We recently released an android application that pulls information from an external server. Last week we moved from shared hosting to a dedicated server, that went smoothly up until we started getting complaints that users were getting server not found errors. We checked on our android-based phones (Droid) and everything worked fine. The vast majority of users are fine, there seems to be a small percentage of t-mobile users running android o/s 1.5 (g1, mytouch 3g) that seem to be having trouble. We believe these are all previous users of the application.

Anyway, we've been trying to find a fix (similar to ipconfig /flushdns) but have been unable to do so. Has anyone had experience with something similar to this? Thanks.

A: 

Root it and run /etc/init.d/nscd restart? See also, this LinuxQuestions thread.

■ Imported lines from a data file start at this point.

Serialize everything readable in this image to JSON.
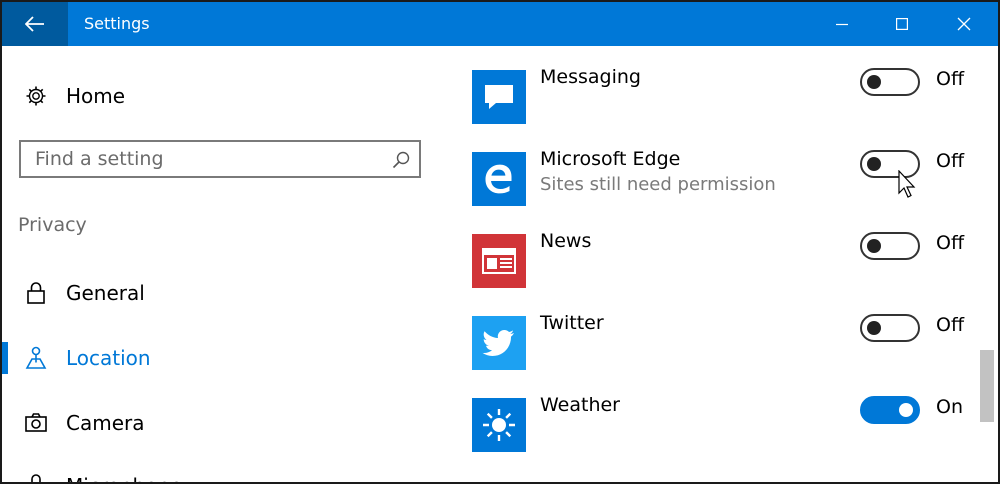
{
  "window": {
    "title": "Settings",
    "accent": "#0078d7"
  },
  "sidebar": {
    "home_label": "Home",
    "search_placeholder": "Find a setting",
    "section_label": "Privacy",
    "items": [
      {
        "label": "General",
        "icon": "lock-icon"
      },
      {
        "label": "Location",
        "icon": "location-icon",
        "active": true
      },
      {
        "label": "Camera",
        "icon": "camera-icon"
      },
      {
        "label": "Microphone",
        "icon": "microphone-icon"
      }
    ]
  },
  "apps": [
    {
      "name": "Messaging",
      "subtitle": "",
      "state": "Off",
      "on": false,
      "tile_color": "#0078d7",
      "icon": "messaging-icon"
    },
    {
      "name": "Microsoft Edge",
      "subtitle": "Sites still need permission",
      "state": "Off",
      "on": false,
      "tile_color": "#0078d7",
      "icon": "edge-icon"
    },
    {
      "name": "News",
      "subtitle": "",
      "state": "Off",
      "on": false,
      "tile_color": "#d13438",
      "icon": "news-icon"
    },
    {
      "name": "Twitter",
      "subtitle": "",
      "state": "Off",
      "on": false,
      "tile_color": "#1da1f2",
      "icon": "twitter-icon"
    },
    {
      "name": "Weather",
      "subtitle": "",
      "state": "On",
      "on": true,
      "tile_color": "#0078d7",
      "icon": "weather-icon"
    }
  ]
}
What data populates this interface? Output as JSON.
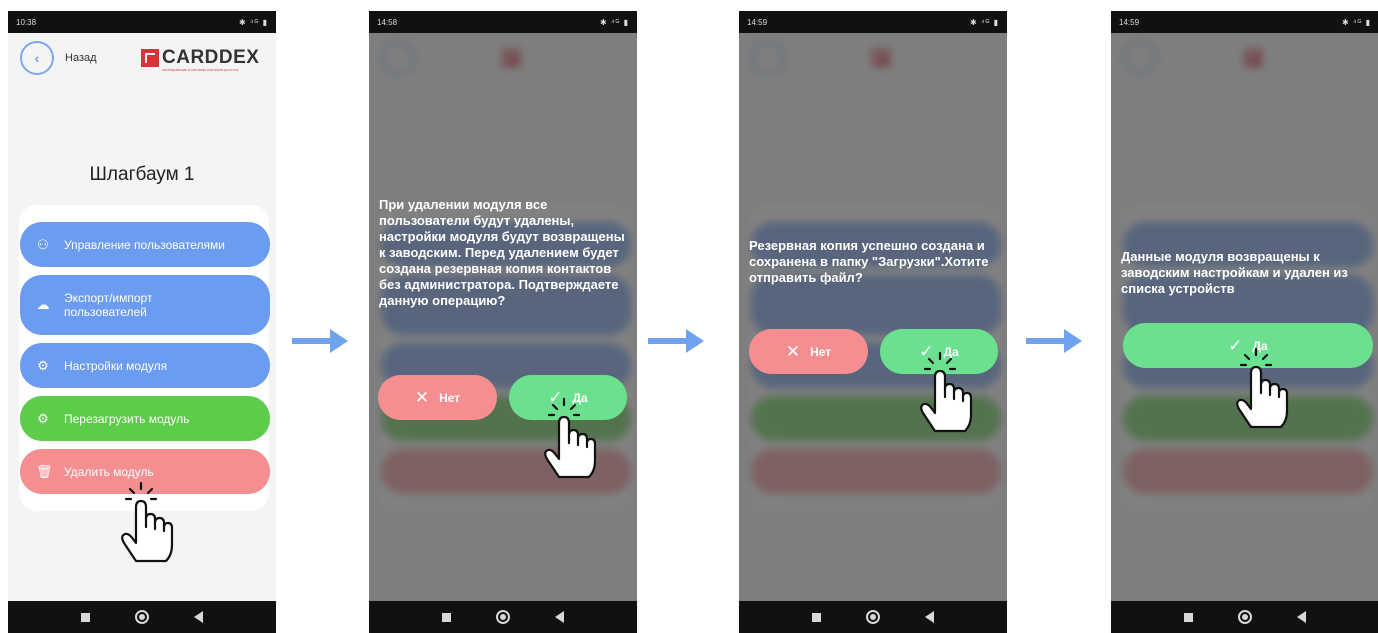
{
  "status_bar": [
    {
      "time": "10:38",
      "icons_right": "✱ ⁴ᴳ ▮"
    },
    {
      "time": "14:58",
      "icons_right": "✱ ⁴ᴳ ▮"
    },
    {
      "time": "14:59",
      "icons_right": "✱ ⁴ᴳ ▮"
    },
    {
      "time": "14:59",
      "icons_right": "✱ ⁴ᴳ ▮"
    }
  ],
  "header": {
    "back_label": "Назад",
    "logo_text": "CARDDEX",
    "logo_tagline": "ОБОРУДОВАНИЕ И СИСТЕМЫ КОНТРОЛЯ ДОСТУПА"
  },
  "device_title": "Шлагбаум 1",
  "menu": {
    "manage_users": "Управление пользователями",
    "export_import": "Экспорт/импорт пользователей",
    "module_settings": "Настройки модуля",
    "reboot_module": "Перезагрузить модуль",
    "delete_module": "Удалить модуль"
  },
  "dialogs": {
    "confirm_delete": "При удалении модуля все пользователи будут удалены, настройки модуля будут возвращены к заводским. Перед удалением будет создана резервная копия контактов без администратора. Подтверждаете данную операцию?",
    "backup_saved": "Резервная копия успешно создана и сохранена в папку \"Загрузки\".Хотите отправить файл?",
    "module_reset": "Данные модуля возвращены к заводским настройкам и удален из списка устройств"
  },
  "buttons": {
    "no": "Нет",
    "yes": "Да"
  },
  "colors": {
    "blue_button": "#6b9cf0",
    "green_button": "#5ccc4a",
    "red_button": "#f58e91",
    "confirm_green": "#6be08f",
    "arrow": "#6fa3ee"
  }
}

That assumes android is running nscd, otherwise it could be caching at T-Mobile's end as well.

jsight
Asking users to root their phone and run a shell command to fix the problem is likely not going to be an acceptable solution for most of the app's users.
wf
@wf - That's true. But do you actually have a better one? The possible beats the impossible by default, imo. :)
jsight
+1  A: 

You have a few options:

  • Release an update for your app that uses a different hostname that isn't in anyone's cache.
  • Same thing, but using the IP address of your server
  • Have your users go into settings -> applications -> Network Location -> Clear data.

You may want to check that last step because i don't know for a fact that this is the appropriate service. I can't really test that right now. Good luck!

loginx
We were trying away from pushing out another update, but we ended up just using the IP address and pushing an update.Thanks!